The lack of significant cost difference between different comorbidities found in this study is an intriguing observation. One might expect different comorbidities to significantly impact treatment costs due to variations in complexity and resource needs.For example, some studies[1, 9] found that comorbidities such as diabetes, hypertension, and hyperlipidemia contribute to increased costs in patients with SHPT, However, our findings suggest otherwise[10,11,12][234]. Considering our statistical data, the cost of treatment for patients with SHPT remained relatively stable regardless of the presence of varying comorbidities. This could be attributed to the following possible reasons:1.Comprehensive Treatment Regime: Since SHPT often coexists with other comorbidities in CKD patients, the treatment regimen may have already been optimized to manage these conditions simultaneously, which may result in a negligible difference in treatment cost.2.Effective Management of SHPT: The efficiency of SHPT treatment, be it pharmacological (cinacalcet) or surgical (PTX + AT), could be so high that it could potentially offset the cost incurred by different comorbidities. 3.Lack of Costly Comorbidities: It's also possible that our sample didn't include patients with significantly cost-inflating comorbidities. It's crucial to note that this lack of cost difference doesn't undermine the importance of effective comorbidity management. A patient's quality of life, disease progression, and survival rates are heavily influenced by the management of comorbid conditions.

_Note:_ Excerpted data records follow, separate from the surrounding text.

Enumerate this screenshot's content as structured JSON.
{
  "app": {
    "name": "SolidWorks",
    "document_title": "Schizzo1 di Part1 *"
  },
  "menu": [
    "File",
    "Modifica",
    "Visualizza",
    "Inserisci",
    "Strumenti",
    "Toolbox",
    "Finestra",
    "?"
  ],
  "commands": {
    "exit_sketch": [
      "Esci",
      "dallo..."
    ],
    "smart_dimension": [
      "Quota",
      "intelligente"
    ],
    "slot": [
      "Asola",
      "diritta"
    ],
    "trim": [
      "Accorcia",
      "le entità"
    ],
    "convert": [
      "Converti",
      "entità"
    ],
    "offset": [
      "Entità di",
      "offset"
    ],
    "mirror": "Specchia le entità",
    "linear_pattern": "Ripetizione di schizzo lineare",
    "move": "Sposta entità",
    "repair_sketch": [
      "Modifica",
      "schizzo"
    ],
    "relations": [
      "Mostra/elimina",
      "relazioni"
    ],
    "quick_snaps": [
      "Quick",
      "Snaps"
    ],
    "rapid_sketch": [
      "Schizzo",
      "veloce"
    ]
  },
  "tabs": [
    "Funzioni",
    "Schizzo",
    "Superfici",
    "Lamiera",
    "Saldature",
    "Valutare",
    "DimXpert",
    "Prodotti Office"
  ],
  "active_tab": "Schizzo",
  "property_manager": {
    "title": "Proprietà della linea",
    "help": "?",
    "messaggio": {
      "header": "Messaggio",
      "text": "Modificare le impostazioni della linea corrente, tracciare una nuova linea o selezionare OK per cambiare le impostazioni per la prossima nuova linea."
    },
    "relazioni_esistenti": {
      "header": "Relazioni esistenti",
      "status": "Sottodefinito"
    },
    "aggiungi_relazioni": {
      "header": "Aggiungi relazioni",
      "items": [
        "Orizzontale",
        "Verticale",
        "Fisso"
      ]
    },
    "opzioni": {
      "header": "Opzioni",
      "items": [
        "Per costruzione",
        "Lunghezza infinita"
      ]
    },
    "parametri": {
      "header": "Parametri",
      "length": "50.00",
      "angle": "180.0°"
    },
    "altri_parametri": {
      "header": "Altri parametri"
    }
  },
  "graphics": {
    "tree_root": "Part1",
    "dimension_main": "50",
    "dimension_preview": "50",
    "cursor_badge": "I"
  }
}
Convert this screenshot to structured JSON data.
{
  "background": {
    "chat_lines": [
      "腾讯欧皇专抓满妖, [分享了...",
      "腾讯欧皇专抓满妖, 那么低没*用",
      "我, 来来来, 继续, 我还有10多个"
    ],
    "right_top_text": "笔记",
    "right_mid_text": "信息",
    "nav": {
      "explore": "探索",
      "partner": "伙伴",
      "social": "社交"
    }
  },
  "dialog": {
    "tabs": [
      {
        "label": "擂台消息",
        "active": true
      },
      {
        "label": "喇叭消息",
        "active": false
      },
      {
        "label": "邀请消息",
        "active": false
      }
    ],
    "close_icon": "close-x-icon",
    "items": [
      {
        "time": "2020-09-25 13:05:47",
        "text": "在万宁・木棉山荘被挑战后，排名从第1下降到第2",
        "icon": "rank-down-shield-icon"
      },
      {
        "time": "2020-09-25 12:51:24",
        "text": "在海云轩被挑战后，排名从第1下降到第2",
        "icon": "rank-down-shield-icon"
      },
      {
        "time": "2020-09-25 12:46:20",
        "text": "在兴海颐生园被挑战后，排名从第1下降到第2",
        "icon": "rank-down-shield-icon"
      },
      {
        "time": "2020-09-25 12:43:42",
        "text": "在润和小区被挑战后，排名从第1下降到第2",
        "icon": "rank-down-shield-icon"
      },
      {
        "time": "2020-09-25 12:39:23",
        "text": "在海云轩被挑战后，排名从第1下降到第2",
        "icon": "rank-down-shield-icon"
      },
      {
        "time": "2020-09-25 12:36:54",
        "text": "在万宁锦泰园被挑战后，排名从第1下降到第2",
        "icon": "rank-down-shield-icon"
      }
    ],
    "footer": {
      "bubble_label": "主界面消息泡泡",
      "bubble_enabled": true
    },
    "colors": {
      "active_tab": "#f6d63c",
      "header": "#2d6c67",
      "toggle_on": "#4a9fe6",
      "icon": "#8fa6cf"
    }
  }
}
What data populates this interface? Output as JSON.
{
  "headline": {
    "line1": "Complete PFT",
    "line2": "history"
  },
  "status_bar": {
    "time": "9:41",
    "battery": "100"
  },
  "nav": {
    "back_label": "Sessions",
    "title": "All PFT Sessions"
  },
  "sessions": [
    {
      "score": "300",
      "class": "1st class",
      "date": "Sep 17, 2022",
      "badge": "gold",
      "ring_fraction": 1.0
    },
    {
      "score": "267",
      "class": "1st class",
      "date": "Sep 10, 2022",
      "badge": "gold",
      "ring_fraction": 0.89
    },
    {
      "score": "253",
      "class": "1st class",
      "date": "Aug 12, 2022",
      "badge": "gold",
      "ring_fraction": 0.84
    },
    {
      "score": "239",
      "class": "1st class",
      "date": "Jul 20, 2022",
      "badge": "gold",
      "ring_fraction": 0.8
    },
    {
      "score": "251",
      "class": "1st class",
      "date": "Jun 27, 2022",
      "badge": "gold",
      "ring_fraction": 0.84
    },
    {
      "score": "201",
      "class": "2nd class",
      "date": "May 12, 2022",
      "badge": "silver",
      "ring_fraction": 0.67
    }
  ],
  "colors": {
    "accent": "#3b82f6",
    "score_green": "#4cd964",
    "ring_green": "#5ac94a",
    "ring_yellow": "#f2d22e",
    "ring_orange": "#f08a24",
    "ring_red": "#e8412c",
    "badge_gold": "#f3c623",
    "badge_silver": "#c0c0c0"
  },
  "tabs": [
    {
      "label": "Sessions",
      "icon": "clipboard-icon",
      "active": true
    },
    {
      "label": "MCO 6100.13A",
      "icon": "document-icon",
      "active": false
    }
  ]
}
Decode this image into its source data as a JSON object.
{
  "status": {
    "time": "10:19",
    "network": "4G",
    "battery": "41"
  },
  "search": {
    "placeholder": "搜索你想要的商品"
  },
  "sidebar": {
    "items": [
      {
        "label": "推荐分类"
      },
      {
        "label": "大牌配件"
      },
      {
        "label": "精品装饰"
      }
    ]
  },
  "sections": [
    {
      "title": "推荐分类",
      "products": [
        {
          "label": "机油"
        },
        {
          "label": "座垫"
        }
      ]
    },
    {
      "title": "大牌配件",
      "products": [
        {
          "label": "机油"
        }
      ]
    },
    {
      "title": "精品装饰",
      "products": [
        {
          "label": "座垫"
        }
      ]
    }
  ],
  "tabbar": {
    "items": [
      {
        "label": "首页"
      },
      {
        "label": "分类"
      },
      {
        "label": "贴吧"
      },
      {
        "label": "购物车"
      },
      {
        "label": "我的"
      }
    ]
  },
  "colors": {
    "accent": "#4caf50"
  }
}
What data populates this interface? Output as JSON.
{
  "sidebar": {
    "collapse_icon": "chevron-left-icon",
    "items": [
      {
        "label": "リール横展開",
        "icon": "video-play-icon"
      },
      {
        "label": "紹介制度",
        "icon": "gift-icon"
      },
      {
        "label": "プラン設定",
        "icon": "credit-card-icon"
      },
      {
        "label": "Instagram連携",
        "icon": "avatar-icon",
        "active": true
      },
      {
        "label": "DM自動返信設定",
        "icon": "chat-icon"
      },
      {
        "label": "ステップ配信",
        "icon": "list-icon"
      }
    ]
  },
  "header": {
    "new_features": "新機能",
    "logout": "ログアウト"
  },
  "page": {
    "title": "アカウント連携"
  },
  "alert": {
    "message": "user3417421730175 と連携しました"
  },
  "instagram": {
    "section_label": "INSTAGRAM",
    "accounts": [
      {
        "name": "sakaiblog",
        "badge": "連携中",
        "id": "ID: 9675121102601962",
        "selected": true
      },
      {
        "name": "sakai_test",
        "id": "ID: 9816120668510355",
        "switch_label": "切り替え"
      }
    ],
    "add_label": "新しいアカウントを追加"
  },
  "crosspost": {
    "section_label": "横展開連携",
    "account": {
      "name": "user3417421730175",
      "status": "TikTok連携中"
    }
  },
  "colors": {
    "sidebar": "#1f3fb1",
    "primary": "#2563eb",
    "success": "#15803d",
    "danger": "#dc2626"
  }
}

This study's limitations include its retrospective nature and potential selection bias. Results may not generalize to all SHPT patients due to regional cost variations. Future research should focus on prospective studies, exploring other cost variables, and devising optimal treatment strategies balancing both health outcomes and costs.

In conclusion, the study highlights the significant direct medical costs associated with treating SHPT in CKD patients and identifies specific factors that contribute to increased costs. By understanding these factors, healthcare providers and policymakers can make informed decisions to improve patient outcomes and healthcare cost-effectiveness.